How It Works
Solar electric systems, also known as solar photovoltaics or solar PV, convert sunlight into electrical energy through an array of solar panels that connect to a building's electrical system or directly to the electrical grid.
Solar electricity is often a cost-effective way for homeowners, businesses and municipalities to reduce their energy costs, while also reducing their environmental impact. As you consider whether solar electricity is right for your home or business, you can familiarize yourself with how the technology works.
The U.S. Department of Energy offers a video on the basics of solar. Additionally, MassCEC has a Residential Guide to Solar Electricity, a recorded webinar on residential renewable energy technologies, as well as a testimonial from homeowners who have installed solar.
How It Works
Panels are made up of a series of individual solar cells that convert sunlight into direct current (DC) electricity.
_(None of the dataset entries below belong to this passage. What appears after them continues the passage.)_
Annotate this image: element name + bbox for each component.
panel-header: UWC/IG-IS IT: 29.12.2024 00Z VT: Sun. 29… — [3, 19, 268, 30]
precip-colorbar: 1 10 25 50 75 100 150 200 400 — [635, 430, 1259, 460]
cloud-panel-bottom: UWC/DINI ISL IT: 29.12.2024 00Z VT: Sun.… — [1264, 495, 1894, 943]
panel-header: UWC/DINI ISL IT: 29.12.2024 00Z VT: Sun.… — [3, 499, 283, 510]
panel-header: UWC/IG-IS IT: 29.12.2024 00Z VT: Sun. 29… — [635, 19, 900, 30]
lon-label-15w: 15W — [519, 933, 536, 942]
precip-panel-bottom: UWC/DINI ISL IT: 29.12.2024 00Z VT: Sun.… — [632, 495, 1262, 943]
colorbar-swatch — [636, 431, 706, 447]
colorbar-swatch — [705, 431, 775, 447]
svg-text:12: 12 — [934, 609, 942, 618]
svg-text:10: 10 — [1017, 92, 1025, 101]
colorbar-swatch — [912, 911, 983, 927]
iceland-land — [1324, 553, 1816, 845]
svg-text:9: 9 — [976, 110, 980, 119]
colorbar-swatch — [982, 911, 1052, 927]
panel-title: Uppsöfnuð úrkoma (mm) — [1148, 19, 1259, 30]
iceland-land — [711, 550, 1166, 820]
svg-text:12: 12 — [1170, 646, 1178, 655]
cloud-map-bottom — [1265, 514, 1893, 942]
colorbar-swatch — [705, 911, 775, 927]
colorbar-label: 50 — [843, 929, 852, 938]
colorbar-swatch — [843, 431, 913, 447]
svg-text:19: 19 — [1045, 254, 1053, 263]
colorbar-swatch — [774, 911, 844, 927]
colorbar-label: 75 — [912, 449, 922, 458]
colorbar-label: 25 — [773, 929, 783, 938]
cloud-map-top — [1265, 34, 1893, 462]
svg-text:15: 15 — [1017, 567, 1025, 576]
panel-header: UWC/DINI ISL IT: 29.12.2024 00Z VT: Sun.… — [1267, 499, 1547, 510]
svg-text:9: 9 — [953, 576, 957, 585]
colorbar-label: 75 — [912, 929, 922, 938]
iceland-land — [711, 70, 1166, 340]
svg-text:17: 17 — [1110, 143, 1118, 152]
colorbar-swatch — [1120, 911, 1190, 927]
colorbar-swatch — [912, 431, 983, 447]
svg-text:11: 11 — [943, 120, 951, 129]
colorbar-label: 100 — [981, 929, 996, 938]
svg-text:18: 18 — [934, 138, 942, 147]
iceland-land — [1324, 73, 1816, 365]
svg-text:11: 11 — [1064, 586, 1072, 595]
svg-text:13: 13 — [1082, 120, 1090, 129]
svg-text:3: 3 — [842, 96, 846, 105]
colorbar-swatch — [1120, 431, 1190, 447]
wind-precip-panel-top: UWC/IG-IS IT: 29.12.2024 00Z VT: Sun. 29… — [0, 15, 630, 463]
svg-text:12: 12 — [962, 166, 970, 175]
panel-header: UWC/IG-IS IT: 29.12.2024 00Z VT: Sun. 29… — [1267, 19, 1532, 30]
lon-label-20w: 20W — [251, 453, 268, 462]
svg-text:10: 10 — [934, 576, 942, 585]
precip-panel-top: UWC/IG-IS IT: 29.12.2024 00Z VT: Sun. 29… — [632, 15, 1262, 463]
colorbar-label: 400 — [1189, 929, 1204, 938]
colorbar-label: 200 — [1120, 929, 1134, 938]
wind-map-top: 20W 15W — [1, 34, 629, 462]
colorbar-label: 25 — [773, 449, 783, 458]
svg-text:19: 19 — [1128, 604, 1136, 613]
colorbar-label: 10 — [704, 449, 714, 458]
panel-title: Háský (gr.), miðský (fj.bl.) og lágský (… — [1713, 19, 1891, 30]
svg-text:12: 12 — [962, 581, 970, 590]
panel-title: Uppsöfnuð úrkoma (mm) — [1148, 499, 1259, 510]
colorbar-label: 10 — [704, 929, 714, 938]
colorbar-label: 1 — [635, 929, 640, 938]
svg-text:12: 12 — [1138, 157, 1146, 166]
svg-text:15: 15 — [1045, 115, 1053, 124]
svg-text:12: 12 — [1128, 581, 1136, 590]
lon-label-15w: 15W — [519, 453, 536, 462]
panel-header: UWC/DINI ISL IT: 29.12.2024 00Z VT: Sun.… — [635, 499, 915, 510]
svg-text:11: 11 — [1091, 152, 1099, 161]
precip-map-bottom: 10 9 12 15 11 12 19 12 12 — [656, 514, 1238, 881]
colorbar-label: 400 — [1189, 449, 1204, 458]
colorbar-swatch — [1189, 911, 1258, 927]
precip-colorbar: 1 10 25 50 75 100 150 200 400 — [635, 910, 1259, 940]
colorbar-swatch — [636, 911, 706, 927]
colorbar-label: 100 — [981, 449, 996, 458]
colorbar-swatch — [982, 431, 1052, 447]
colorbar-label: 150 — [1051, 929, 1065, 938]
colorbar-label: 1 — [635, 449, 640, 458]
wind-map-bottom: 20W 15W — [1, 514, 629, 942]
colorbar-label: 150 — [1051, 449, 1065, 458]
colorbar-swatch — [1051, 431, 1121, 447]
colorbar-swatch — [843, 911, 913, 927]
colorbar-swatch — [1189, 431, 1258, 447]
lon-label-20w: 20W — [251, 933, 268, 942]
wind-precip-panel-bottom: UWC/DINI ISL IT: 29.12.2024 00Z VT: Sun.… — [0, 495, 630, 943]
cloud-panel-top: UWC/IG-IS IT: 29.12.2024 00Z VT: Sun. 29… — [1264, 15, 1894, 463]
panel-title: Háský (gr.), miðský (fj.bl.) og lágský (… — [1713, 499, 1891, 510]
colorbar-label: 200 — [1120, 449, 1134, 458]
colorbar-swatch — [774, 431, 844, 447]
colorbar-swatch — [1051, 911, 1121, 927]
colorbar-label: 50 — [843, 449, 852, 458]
The more intense the sunlight is striking the panels, the more electricity they produce. Once the electricity is produced, it is sent to the inverter.
The inverter is responsible for converting the DC electricity produced by the panels into alternating current (AC) electricity, which can be used in a home or business. Inverters include a range of technologies, from central inverters that convert the electricity from many solar panels, to microinverters that are attached to each individual panel in a system. In grid-connected systems, inverters are designed so that if power from the utility goes down, the electric system will shut down as well - a critical safety precaution for utility workers and public safety personnel.
The electrical panel is where electricity enters a home or business from either the solar panels or the utility. The electrical panel will automatically draw additional power from the utility when the solar system is unable to meet the building’s electricity demand. If the solar electric system is producing more electricity than needed, the electrical panel will send the excess electricity to the utility grid through a net meter.
A net meter is an electric meter that can spin backwards and forwards, depending on whether electricity is being pulled from or sent to the utility grid. Over the course of a month, a net meter will measure the amount of electricity consumed and generated on site to determine if the property owner receives a credit or a bill from the utility.